With ike™, you can gather incredibly rich, georeferenced spatial data sets with point-and-click precision and ease. Packed inside its relatively tiny but rugged casing reside a mobile GIS with a GPS, a digital camera, a compass, an inclinometer which eliminates the need for a tripod, and a laser distance meter. The laser, in fact, also eliminates the need to be on site, allowing for data collection to be conducted from as far away as 1km. The perfect accessory for The Bleex.

ike™

In a disaster scenario, for instance, you can photograph and map out the location of breached levees, downed electricity pylons, impassable points on roads and bridges, pockets of survivors, etc., all at a safe distance, then quickly disseminated at headquarters or analyzed on the field by yourself. And the photos, hopefully, should prevent, or at least reduce, the lies and obfuscations at future congressional hearings.

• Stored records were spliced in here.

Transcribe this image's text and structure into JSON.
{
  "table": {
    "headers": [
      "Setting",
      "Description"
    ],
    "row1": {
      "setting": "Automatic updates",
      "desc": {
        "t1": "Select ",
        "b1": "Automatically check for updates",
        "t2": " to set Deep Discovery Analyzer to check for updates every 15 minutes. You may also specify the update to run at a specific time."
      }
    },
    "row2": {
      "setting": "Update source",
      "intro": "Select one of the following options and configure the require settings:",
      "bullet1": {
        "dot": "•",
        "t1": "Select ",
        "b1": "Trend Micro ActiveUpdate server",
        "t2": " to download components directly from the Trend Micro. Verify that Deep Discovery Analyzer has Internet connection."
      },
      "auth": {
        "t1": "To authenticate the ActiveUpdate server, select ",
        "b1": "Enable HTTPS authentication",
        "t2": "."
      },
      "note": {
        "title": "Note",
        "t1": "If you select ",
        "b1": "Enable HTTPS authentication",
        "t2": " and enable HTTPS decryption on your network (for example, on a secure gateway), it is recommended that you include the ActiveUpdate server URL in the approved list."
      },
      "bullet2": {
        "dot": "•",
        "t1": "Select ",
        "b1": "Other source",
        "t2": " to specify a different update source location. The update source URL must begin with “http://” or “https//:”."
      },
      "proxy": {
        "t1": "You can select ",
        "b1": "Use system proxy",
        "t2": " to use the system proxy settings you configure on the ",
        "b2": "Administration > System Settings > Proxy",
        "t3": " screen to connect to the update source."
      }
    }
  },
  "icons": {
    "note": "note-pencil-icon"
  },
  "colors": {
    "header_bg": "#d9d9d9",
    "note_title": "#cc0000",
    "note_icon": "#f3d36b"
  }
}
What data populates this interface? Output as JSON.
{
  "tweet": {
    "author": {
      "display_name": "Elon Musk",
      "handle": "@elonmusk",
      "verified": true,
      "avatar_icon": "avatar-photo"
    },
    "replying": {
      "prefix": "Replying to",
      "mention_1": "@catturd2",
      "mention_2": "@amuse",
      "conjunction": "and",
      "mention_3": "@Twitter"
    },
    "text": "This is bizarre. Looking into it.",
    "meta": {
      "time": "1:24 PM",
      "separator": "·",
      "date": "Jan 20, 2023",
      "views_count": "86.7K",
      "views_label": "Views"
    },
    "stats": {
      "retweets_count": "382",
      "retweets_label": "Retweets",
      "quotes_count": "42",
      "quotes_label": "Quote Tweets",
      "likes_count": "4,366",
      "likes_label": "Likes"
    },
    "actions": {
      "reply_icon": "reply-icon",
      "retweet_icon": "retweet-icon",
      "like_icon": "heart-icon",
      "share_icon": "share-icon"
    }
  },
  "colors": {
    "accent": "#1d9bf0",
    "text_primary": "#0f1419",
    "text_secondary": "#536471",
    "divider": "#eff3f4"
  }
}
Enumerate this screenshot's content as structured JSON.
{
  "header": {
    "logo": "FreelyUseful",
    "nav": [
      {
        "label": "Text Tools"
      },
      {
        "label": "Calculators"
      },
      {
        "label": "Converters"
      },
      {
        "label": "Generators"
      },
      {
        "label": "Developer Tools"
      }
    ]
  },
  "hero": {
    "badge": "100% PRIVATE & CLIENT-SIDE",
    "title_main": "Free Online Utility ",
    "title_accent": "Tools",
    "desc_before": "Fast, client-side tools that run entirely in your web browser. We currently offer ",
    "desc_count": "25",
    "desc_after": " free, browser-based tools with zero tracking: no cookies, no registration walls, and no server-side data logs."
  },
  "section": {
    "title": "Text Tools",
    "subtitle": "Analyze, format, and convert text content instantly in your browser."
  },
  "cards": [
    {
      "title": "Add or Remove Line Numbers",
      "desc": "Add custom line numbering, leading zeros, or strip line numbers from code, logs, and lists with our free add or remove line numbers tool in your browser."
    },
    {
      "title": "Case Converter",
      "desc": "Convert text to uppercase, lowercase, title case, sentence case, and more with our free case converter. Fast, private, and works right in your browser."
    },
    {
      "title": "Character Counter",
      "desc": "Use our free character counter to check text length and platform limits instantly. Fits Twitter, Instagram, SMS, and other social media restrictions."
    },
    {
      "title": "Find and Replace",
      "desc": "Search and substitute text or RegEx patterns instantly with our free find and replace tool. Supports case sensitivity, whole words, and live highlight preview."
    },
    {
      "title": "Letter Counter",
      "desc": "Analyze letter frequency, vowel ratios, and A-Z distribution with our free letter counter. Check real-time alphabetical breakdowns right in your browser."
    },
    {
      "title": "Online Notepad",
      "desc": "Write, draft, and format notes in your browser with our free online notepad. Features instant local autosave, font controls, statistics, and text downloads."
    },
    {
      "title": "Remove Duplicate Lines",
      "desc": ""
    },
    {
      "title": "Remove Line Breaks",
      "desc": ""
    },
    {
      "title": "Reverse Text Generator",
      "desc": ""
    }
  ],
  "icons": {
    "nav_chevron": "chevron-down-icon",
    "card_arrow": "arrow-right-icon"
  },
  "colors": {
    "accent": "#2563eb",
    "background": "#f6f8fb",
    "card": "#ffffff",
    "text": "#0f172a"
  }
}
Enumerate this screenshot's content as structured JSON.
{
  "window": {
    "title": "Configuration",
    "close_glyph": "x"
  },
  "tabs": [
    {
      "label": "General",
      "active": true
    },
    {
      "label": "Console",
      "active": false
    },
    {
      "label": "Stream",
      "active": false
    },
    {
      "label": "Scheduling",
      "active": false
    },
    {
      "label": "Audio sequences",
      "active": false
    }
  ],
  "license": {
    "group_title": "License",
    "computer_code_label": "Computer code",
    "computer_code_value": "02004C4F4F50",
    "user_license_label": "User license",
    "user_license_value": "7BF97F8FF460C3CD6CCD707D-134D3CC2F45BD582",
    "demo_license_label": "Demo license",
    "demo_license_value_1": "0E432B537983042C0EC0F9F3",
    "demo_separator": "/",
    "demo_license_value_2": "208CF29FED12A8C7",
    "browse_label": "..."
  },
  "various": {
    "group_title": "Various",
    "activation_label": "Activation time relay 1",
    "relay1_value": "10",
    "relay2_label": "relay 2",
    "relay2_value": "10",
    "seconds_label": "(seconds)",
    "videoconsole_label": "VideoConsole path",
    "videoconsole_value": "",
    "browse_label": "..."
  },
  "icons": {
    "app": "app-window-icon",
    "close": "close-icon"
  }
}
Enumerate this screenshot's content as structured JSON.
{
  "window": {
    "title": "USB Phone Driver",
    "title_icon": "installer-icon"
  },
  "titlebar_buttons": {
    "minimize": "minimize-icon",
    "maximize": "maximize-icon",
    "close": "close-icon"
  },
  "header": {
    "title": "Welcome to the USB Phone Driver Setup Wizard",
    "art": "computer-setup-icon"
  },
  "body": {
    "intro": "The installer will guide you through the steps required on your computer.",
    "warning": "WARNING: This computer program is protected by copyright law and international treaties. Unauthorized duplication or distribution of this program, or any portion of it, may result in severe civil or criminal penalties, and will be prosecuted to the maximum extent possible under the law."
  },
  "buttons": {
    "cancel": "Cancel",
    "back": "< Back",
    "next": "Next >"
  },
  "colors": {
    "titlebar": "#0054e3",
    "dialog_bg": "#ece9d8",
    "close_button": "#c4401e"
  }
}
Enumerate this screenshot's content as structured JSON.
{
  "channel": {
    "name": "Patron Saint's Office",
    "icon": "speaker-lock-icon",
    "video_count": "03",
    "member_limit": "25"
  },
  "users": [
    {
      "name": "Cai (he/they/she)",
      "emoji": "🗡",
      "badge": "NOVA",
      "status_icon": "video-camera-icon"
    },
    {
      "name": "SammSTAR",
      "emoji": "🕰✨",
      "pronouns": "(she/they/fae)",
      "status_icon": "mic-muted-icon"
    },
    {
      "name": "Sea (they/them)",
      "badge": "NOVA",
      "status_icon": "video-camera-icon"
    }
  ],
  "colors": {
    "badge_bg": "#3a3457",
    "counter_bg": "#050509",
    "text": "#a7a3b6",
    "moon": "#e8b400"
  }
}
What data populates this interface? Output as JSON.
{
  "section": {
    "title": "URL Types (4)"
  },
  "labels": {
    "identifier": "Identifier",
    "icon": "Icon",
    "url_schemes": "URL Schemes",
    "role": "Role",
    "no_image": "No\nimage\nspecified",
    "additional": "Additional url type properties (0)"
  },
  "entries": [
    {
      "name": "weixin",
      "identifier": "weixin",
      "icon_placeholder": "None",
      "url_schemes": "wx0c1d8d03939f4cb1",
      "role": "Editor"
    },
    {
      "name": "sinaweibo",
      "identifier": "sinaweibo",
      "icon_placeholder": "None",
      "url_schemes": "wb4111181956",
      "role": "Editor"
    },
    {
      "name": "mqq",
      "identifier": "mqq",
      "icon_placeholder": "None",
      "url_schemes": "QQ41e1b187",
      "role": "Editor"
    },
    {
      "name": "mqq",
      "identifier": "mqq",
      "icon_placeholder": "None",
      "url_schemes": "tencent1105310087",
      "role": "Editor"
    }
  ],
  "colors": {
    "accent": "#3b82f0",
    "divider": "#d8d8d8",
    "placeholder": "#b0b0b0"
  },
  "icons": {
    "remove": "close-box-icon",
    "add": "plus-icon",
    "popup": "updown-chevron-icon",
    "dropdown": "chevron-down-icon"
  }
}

All it needs then is a blog editor and a wireless internet connection. Bloggers embedded as citizen soldier-engineers in post-apocalyptic disaster zones. Reading the terrain, directing aid relief traffic.

Once, for a school project, I was tasked to delineate the border of a large waterbody in a wetland using an ancient GPS device, getting as close as possible to the water's “edge,” whether accessible or not, and shouting at frequent intervals the coordinates to my partner. This had to be done a second time, in fact, after originally misreading the “edge” entirely — only to end up with mildly accurate, incomplete data sets, which someone then painstakingly entered into ArcGIS. Suffice it to say, with ike™, the entire process would have quickly produced far more extensive and far more accurate information. And also been a lot less wet.
3 COMMENTS —
  • e-tat
  • March 27, 2006 at 6:22:00 PM CST
  • WET® is good. Wet is better than dry. Like sex is better than abstinence, and clay is better than dust. In the future, gadgets will be dropped in the mud and students will get dirty retrieving them, and, in the process, develop an aesthetics of real-world engagement. The radio-telemetry of disengagement will be reserved for those too squeamish to take on any meaningful work, and whose careers will be spent transcribing between imperial and metric units, and telegraphing them into space for future civilizations to decipher.


  • Alexander Trevi
  • March 27, 2006 at 7:20:00 PM CST
  • How about the complete archives of the USGS? Some lone landscape-architect-astronomer, high on an Andean observatory, perhaps here, flashing the universe with the georeferenced spatial data of Yellowstone or the entire city of Chicago. Cosmic background radiation? Nope, that's actually my mother's allotment garden, Andromeda bound. So that, as you've no doubt correctly predicted, billions of years from now, when we've all been sucked into the sun, future civilizations can reconstruct an extinct Earth.